The current SEC director of officials is a Georgia Tech alumnus. He was handpicked by his predecessor, another Georgia Tech alumnus. Hatred of all things Georgia is inculcated as part of the curriculum at the Georgia Institute of Technology. (Ask a Georgia Tech man, “What’s the good word?” and he will not reply by praising Georgia Tech, but by condemning—-literally, condemning, in the religious sense—-Georgia.)
If two league directors of officials in a row had spent their undergraduate years learning to issue a knee-jerk declaration that they wanted your alma mater to burn for all eternity, wouldn’t you question a few calls that went against you?
Go 'Dawgs!
Good luck in getting a coherent answer from our tide visitor to that one, Kyle....
…any more than you would get one from skigator if you posed a hypothetical to him about an SEC Refs; Office run and crewed by Noles.
I would like
for someone to put together a list of all the “unsportsmanlike conduct” (BS CELEBRATION) penalties from Saturday 10/17/09. It would be interesting to see if any were called in the SEC other than the one on Georgia.
rtr, I just want
Fair and equal penalties.

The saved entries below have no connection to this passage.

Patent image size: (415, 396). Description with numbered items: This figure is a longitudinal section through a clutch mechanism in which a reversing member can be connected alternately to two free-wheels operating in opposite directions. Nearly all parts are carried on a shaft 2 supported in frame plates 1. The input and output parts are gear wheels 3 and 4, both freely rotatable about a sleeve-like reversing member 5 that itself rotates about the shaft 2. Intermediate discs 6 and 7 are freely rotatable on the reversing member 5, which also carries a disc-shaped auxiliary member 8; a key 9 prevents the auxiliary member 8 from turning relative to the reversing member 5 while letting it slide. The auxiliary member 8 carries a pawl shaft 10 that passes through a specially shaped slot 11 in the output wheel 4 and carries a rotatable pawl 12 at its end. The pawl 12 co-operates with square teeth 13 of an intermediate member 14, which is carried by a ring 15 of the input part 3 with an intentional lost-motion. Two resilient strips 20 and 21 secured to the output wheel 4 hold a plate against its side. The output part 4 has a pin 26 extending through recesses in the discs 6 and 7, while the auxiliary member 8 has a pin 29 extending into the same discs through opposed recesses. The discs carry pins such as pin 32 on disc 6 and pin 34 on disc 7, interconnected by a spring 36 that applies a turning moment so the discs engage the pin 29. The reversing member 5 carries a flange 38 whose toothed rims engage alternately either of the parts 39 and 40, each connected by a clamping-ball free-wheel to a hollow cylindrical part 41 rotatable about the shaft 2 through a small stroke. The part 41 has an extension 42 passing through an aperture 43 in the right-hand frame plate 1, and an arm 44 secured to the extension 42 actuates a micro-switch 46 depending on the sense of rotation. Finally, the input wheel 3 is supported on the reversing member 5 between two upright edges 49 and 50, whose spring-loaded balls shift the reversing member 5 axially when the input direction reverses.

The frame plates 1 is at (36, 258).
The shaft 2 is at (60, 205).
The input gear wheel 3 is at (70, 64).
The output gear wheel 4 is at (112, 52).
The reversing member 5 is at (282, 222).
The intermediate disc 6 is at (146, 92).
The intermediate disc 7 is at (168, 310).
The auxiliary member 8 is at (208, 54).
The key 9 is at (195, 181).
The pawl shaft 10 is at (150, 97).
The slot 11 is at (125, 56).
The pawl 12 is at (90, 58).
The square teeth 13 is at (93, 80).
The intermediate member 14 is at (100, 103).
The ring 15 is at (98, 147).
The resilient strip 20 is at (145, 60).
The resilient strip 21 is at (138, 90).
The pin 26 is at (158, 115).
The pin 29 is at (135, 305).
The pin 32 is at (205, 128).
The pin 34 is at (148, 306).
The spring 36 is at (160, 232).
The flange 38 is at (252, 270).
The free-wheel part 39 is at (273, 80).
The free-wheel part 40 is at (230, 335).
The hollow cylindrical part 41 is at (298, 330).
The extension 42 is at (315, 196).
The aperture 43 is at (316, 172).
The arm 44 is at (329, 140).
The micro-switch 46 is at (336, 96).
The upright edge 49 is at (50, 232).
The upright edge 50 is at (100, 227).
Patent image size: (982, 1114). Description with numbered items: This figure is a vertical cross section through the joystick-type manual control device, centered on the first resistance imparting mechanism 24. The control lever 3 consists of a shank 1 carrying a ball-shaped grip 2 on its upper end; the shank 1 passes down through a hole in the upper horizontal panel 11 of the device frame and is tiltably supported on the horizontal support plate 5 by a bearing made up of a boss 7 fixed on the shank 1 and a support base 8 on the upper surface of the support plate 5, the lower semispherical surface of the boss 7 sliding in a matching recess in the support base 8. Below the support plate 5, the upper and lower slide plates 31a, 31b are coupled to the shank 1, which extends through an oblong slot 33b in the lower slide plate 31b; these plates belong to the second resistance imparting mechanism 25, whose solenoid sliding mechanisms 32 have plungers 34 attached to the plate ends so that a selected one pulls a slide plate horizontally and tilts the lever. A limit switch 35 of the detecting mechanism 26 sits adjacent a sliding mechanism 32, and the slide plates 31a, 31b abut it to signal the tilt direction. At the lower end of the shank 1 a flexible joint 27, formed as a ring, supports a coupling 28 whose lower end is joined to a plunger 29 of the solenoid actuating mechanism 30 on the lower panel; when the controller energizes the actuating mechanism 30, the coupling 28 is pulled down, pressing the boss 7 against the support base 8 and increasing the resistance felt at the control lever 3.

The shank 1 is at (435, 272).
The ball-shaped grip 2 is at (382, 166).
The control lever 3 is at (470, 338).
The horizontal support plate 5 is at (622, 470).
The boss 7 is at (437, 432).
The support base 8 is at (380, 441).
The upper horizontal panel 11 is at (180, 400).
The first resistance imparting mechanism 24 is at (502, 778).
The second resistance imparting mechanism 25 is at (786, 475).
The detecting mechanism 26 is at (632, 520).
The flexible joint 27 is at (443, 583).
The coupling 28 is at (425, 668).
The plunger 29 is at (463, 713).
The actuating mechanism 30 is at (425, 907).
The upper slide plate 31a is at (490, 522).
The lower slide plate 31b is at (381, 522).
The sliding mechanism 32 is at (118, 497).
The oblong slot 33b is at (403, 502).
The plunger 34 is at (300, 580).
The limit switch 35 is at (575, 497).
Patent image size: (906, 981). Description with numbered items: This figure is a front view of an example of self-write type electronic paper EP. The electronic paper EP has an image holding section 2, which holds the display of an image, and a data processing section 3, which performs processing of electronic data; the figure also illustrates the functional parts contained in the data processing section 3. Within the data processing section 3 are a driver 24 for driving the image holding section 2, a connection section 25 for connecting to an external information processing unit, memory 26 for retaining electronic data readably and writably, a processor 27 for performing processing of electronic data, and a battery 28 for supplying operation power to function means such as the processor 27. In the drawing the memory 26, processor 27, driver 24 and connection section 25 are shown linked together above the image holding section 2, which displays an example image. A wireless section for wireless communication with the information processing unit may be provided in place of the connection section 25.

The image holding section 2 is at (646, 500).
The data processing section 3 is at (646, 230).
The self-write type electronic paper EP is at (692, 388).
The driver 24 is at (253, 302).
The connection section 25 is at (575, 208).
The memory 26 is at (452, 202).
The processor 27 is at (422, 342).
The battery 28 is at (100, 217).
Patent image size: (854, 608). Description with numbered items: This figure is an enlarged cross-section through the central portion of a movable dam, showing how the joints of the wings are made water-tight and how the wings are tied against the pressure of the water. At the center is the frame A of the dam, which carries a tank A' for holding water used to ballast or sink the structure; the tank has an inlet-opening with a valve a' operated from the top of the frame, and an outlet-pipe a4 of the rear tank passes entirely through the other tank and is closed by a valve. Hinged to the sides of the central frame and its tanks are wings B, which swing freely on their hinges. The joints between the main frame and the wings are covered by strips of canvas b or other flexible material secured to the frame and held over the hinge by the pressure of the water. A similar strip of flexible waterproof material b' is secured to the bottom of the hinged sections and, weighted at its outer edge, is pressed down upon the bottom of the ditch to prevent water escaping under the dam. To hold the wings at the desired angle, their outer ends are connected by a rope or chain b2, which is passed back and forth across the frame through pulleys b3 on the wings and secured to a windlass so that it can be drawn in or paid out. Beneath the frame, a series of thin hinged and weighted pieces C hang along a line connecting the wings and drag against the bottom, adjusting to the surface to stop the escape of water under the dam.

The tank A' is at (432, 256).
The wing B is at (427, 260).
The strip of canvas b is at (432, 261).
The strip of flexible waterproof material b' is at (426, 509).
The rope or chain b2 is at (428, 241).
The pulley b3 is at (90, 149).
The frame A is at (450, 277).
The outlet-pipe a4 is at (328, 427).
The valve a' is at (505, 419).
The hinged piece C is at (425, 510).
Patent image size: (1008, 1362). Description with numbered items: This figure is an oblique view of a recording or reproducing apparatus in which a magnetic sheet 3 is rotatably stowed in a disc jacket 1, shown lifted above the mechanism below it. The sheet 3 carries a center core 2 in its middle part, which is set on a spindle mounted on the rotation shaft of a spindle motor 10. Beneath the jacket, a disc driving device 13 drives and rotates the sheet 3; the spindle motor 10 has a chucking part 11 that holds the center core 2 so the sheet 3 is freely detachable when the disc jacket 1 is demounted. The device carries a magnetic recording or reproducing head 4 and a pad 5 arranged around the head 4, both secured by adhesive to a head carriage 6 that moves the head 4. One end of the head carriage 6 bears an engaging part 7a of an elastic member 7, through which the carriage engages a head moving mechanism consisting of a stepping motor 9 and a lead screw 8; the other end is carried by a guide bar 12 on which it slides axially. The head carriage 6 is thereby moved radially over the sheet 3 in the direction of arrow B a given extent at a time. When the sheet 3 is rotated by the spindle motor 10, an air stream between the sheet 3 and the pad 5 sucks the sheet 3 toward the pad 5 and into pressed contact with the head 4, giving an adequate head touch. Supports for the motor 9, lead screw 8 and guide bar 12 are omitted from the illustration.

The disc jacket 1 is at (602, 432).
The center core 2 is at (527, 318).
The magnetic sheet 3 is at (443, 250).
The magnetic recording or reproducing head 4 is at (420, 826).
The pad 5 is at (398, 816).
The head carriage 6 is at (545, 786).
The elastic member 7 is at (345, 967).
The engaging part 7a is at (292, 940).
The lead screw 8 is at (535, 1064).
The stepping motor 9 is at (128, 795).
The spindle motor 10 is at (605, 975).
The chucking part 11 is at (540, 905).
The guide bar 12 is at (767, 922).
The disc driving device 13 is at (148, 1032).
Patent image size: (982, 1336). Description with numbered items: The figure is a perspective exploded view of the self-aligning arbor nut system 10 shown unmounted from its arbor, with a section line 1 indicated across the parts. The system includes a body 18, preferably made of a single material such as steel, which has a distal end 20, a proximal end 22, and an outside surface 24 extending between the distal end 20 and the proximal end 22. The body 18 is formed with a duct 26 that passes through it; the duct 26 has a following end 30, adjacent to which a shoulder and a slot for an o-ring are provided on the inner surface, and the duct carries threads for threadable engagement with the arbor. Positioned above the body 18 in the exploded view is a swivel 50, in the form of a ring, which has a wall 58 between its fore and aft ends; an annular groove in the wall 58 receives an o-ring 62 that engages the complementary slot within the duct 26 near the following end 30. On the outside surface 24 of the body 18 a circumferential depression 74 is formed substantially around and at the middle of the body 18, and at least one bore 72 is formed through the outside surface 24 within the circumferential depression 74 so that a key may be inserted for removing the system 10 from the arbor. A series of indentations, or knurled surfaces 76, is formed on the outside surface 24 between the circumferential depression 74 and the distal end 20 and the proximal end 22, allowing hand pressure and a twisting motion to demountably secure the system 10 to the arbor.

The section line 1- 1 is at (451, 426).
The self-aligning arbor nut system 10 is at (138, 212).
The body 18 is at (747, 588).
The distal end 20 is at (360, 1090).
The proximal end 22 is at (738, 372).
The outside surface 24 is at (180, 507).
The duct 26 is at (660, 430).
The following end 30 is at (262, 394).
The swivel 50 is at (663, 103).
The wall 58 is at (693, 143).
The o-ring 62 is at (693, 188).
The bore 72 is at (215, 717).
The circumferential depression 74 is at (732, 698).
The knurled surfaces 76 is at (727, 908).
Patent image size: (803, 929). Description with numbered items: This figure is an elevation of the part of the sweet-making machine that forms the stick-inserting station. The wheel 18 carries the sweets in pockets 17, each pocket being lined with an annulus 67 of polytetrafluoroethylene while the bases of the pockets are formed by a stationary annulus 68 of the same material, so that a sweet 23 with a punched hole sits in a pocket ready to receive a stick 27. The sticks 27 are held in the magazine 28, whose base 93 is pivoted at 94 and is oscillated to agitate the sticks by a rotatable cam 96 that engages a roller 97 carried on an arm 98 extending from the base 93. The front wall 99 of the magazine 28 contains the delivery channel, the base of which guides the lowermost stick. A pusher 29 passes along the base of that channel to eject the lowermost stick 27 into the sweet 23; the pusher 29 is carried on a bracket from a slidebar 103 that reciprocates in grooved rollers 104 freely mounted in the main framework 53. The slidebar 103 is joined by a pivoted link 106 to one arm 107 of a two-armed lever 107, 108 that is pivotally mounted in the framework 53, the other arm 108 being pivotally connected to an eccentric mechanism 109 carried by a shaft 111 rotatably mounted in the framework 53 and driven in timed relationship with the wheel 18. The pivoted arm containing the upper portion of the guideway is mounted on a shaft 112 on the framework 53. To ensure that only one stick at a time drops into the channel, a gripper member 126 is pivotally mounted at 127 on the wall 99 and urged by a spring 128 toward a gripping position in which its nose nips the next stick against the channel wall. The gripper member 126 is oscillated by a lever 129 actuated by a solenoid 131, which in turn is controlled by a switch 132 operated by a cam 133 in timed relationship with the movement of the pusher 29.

No team left behind!
Here's the Good Test of a Personal Foul
If, upon observing said foul, the fan of the team against whom the penalty is called is pissed at the offending player and/or the coaches instead of the zebras.
We all know the feeling: someone makes a stupid late block or grabs a facemask or hits out of bounds. You get angry at the refs for a second, but you know your guys got caught and it’s the players and coaches that should know better.
Re: the Arkansas block – tell me what Petrino should tell his kid to do instead of what he did? Re: Cody – it’s pretty clear what he did and equally clear that he didn’t get caught. “Keep you hat on, kid” would solve the whole problem. Likewise, tell me what AJ Green should have done? He got called, but there’s no obvious rule he broke. On the other hand, the guy who throwns his towel 20 feet in the air after a sack breaks the rule and doesn’t get caught. That’s arbitrary, and those that support arbitrary rules are those who think they can either (1) win with utter disregard for the rules (which has a certain Hobbesian appeal for fans, but I imagine most players pass on it) or (2) get the calls in their favor more often than not.